广度优先遍历求解 ZOJ 649 （Rescue）

Angel was caught by the MOLIGPY! He was put in prison by Moligpy. The prison is described as a N * M (N, M <= 200) matrix. There are WALLs, ROADs, and GUARDs in the prison.

Angel's friends want to save Angel. Their task is: approach Angel. We assume that "approach Angel" is to get to the position where Angel stays. When there's a guard in the grid, we must kill him (or her?) to move into the grid. We assume that we moving up, down, right, left takes us 1 unit time, and killing a guard takes 1 unit time, too. And we are strong enough to kill all the guards.

You have to calculate the minimal time to approach Angel. (We can move only UP, DOWN, LEFT and RIGHT, to the neighbor grid within bound, of course.)

Input

First line contains two integers stand for N and M.

Then N lines follows, every line has M characters. "." stands for road, "a" stands for Angel, and "r" stands for each of Angel's friend.

Process to the end of the file.

Output

For each test case, your program should output a single integer, standing for the minimal time needed.

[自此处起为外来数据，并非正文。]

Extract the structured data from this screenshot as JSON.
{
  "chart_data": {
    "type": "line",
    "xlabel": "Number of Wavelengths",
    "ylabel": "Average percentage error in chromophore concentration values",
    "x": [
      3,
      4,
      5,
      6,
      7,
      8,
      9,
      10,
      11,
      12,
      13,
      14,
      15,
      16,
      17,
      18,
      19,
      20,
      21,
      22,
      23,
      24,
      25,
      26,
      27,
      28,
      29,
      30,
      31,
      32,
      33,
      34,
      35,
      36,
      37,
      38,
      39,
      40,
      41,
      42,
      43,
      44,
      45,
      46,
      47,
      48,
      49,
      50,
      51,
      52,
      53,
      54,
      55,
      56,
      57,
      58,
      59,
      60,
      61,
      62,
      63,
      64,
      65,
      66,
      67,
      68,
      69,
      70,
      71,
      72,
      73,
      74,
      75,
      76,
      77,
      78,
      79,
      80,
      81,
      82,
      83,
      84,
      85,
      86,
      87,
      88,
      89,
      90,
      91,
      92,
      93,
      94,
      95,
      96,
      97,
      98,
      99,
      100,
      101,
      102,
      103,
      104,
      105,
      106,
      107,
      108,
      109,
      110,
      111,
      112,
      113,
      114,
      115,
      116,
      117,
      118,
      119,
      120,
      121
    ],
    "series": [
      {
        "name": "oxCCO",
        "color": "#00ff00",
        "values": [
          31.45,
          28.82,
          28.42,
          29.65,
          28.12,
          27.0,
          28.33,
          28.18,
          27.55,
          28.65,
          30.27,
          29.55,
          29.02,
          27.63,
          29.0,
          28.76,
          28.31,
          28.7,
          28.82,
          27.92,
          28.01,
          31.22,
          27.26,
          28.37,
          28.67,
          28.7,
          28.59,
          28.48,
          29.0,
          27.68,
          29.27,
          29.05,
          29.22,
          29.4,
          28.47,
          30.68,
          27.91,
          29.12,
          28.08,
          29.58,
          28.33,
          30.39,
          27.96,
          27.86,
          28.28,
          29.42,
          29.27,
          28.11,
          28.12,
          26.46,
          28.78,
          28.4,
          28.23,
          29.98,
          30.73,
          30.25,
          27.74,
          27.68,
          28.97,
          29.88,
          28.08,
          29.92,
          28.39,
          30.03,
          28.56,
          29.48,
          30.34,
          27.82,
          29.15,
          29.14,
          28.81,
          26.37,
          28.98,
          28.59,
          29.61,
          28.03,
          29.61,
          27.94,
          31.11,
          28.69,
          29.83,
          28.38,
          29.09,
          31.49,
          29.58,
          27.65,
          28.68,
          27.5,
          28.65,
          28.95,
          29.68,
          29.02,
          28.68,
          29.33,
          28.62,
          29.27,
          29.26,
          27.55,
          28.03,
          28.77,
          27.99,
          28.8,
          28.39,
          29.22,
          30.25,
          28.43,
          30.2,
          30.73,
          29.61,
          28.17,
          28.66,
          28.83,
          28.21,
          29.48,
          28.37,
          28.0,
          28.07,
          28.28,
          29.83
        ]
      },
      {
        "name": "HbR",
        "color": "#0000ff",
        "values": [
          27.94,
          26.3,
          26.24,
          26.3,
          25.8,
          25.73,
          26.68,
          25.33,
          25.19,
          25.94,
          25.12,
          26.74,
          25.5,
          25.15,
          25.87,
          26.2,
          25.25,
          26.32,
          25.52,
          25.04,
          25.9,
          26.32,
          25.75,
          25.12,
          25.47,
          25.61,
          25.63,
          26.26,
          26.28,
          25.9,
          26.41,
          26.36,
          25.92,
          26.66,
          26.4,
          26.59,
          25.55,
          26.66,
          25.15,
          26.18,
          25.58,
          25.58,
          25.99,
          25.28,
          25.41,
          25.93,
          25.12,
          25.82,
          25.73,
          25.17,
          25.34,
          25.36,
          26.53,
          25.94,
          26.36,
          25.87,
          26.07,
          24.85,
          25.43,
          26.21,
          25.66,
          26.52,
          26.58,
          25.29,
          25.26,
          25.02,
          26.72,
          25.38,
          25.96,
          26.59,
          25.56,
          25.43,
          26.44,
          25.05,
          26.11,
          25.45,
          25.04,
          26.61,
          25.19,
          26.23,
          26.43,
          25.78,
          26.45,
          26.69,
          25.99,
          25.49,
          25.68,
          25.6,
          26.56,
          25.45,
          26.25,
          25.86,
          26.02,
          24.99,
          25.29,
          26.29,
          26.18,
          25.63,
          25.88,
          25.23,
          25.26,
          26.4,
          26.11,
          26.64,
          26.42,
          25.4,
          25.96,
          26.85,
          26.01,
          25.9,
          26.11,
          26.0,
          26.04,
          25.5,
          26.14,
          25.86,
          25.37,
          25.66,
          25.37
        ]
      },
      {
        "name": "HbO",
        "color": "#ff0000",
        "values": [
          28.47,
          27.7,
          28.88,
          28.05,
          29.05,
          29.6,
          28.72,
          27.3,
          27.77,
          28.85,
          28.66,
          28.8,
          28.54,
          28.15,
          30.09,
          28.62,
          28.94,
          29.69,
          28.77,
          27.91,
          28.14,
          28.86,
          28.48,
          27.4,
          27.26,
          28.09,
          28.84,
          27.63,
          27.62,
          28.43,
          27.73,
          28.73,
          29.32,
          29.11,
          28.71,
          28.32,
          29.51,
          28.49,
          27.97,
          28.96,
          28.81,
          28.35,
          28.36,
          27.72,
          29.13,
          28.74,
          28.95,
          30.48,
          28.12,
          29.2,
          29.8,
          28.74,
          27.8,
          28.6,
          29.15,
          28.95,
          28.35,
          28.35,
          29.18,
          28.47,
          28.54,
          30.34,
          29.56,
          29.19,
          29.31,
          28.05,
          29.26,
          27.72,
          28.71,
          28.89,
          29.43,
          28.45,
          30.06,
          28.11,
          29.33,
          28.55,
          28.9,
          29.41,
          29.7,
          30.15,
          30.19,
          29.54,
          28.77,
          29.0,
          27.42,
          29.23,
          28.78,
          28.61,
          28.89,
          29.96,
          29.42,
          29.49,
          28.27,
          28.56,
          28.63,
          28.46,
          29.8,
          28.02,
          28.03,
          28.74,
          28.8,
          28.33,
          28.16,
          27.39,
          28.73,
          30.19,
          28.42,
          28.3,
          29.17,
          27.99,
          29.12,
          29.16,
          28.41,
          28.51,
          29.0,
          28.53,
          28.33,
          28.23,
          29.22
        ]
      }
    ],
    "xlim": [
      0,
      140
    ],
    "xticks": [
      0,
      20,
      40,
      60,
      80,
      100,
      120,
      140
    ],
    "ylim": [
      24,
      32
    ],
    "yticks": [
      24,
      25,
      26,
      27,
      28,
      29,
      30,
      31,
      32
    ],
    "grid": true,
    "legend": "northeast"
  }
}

If such a number does no exist, you should output a line containing "Poor ANGEL has to stay in the prison all his life."

Sample Input

7 8
#.#####.
#.a#..r.
#..#x...
..#..#.#
#...##..
.#......
........

Sample Output

13

广度优先遍历求解。 不同于一般的迷宫最短路径求解，每步的时间是不确定的。因此需要用一个附加数据保存时间，并遍历所有可达的情况。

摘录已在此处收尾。